下図のように突合せ継手、T継手、十字継手、かど継手などの接合形式があります。
開先の形状は様々ですが、片側開先よりも両側開先の方が一般的に疲労耐久性が高く、品質のいい継手と言われています。
例えば、下図の①レ型と②K型の開先では、K型の開先の方が品質の高い継手であるということになります。
すみ肉溶接
すみ肉溶接とは、開先を設けることなく、二つの母材の表面の間に溶接金属を盛ることによって接合する溶接方法です。

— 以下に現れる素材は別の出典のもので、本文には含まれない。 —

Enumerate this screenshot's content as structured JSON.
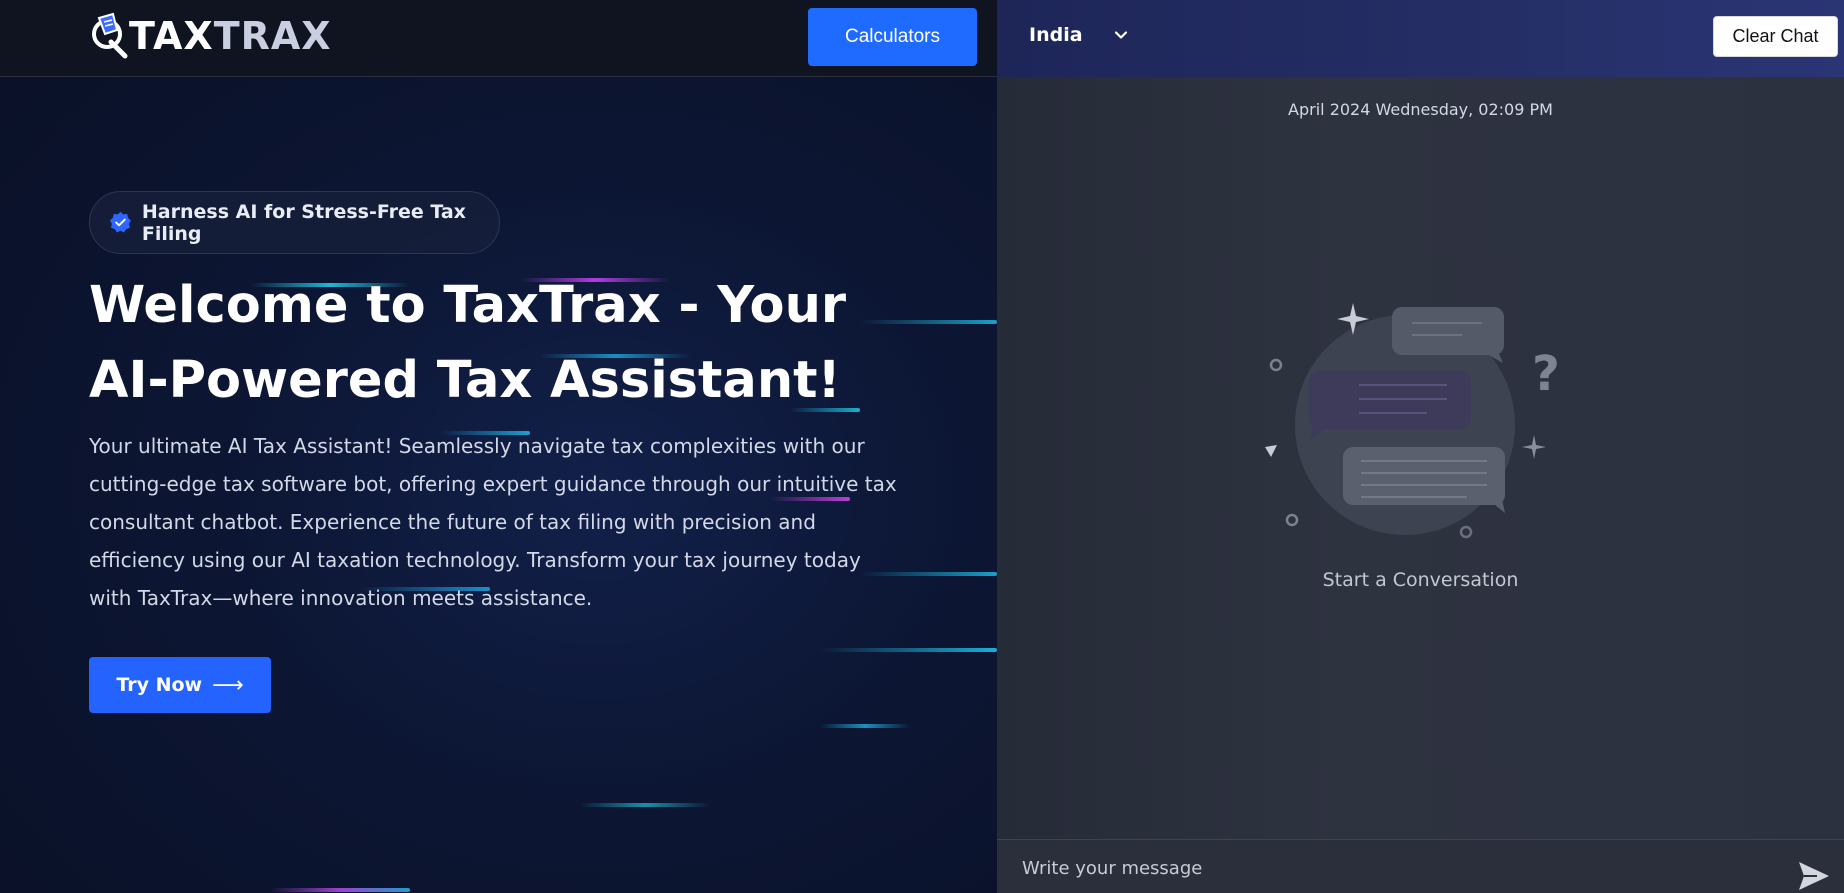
{
  "header": {
    "logo_text_a": "TAX",
    "logo_text_b": "TRAX",
    "calculators_label": "Calculators"
  },
  "hero": {
    "badge_text": "Harness AI for Stress-Free Tax Filing",
    "title": "Welcome to TaxTrax - Your AI-Powered Tax Assistant!",
    "description": "Your ultimate AI Tax Assistant! Seamlessly navigate tax complexities with our cutting-edge tax software bot, offering expert guidance through our intuitive tax consultant chatbot. Experience the future of tax filing with precision and efficiency using our AI taxation technology. Transform your tax journey today with TaxTrax—where innovation meets assistance.",
    "try_now_label": "Try Now",
    "try_now_arrow": "⟶"
  },
  "chat": {
    "country_selected": "India",
    "clear_chat_label": "Clear Chat",
    "timestamp": "April 2024 Wednesday, 02:09 PM",
    "empty_state_label": "Start a Conversation",
    "input_placeholder": "Write your message",
    "input_value": ""
  },
  "icons": {
    "logo": "taxtrax-logo-icon",
    "badge": "verified-check-icon",
    "country_dropdown": "chevron-down-icon",
    "send": "send-icon",
    "empty_state": "chat-bubbles-illustration"
  },
  "colors": {
    "accent": "#1f6bff",
    "left_bg": "#0c1633",
    "right_bg": "#2c3140",
    "right_header": "#252f66"
  }
}
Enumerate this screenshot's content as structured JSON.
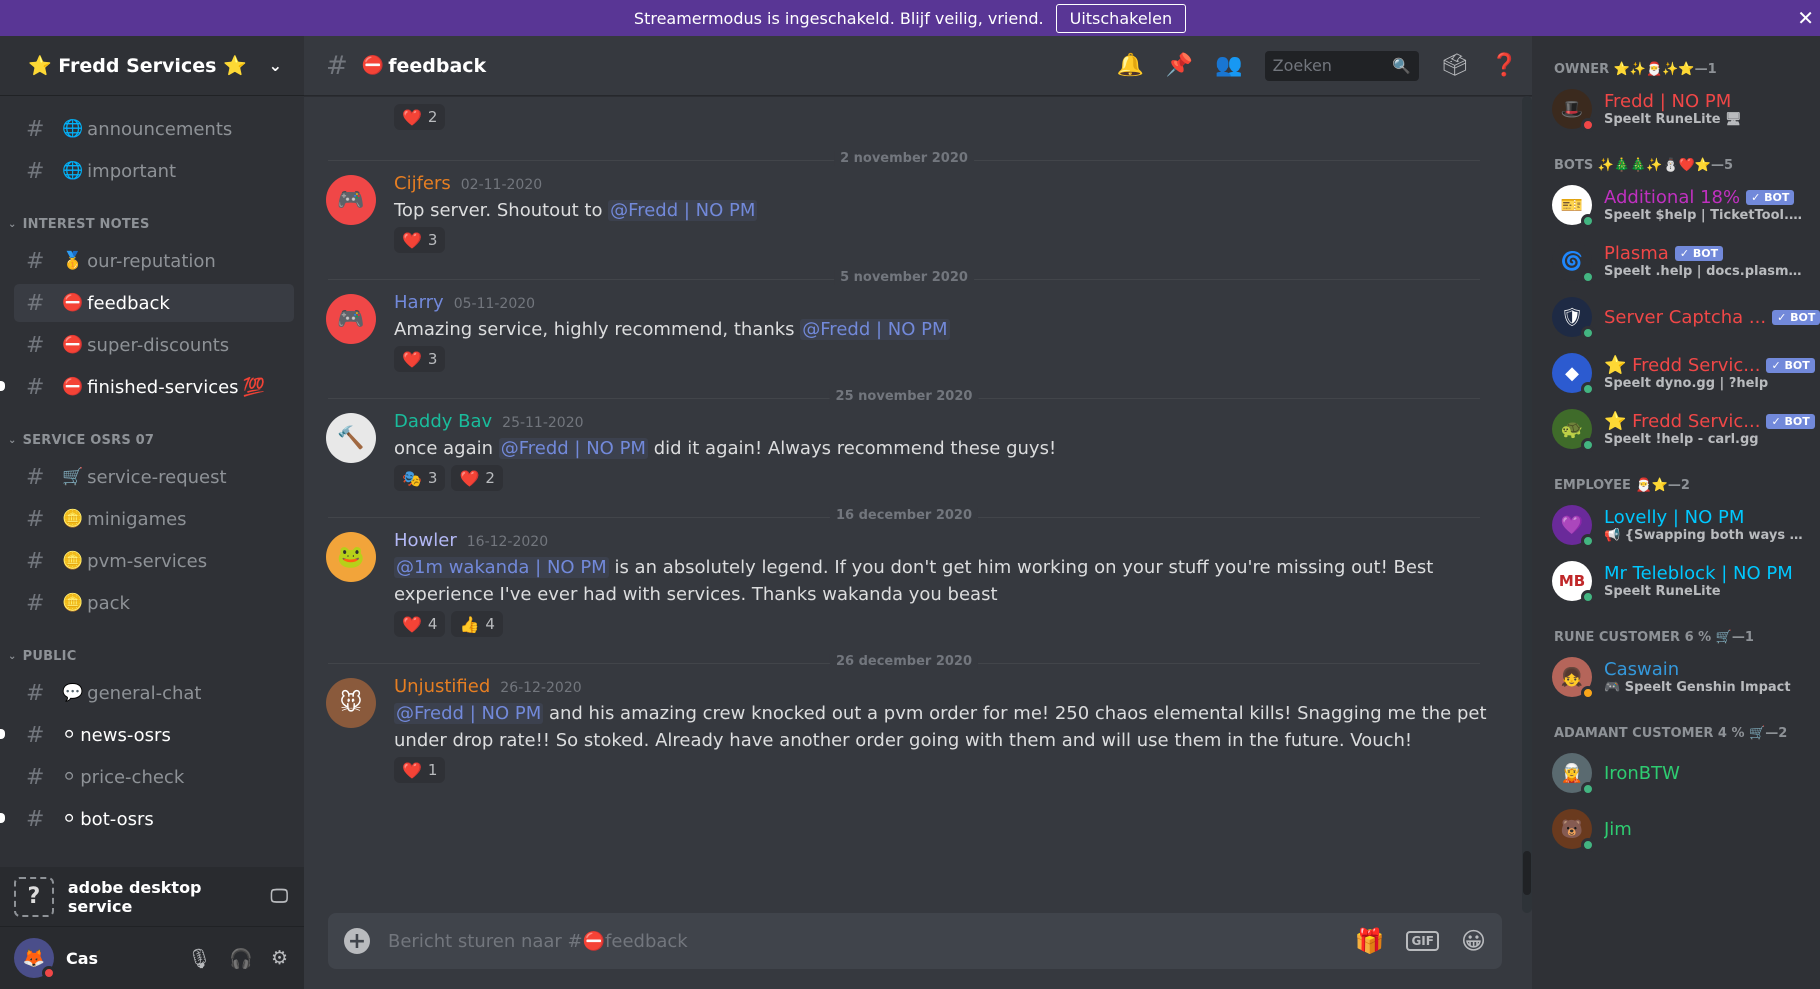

すみ肉溶接についても、下図のようにT継手、十字継手、かど継手、重ね継手などの接合継手があります。
溶接継手の各部分の名称と長さの定義
溶接部を拡大して見たとき、下図のように各箇所にいろいろな名前が付けられています。
溶接部の名称
余盛り
突合せ溶接の開先やすみ肉溶接で表面から盛り上がった部分の溶接金属のことを余盛り(よもり)といいます。
止端
溶接金属と母材の表面とが交わる部分を止端(したん)と呼びます。
ルート
溶接金属の表面から最も遠い溶接金属の底のことをルートと呼びます。
溶接部の長さの定義
のど厚
突合せ溶接の場合、溶接の余盛りを除いた厚さをのど厚と呼びます。
すみ肉溶接の場合は、溶接のルートを頂点とする二等辺三角形の高さをのど厚と定義しています。
のど厚は、力を伝える断面の厚さとして継手の応力計算で用いられています。
脚長
ルートから止端までの距離を脚長(きゃくちょう)と呼びます。
まとめ
土木鋼構造に用いられている継手のうち「溶接継手」について解説しました。
溶接部は構造物の中で品質を維持するためにとても重要な部分です。
溶接継手の種類や各部分の名称について正確に理解しておきましょう。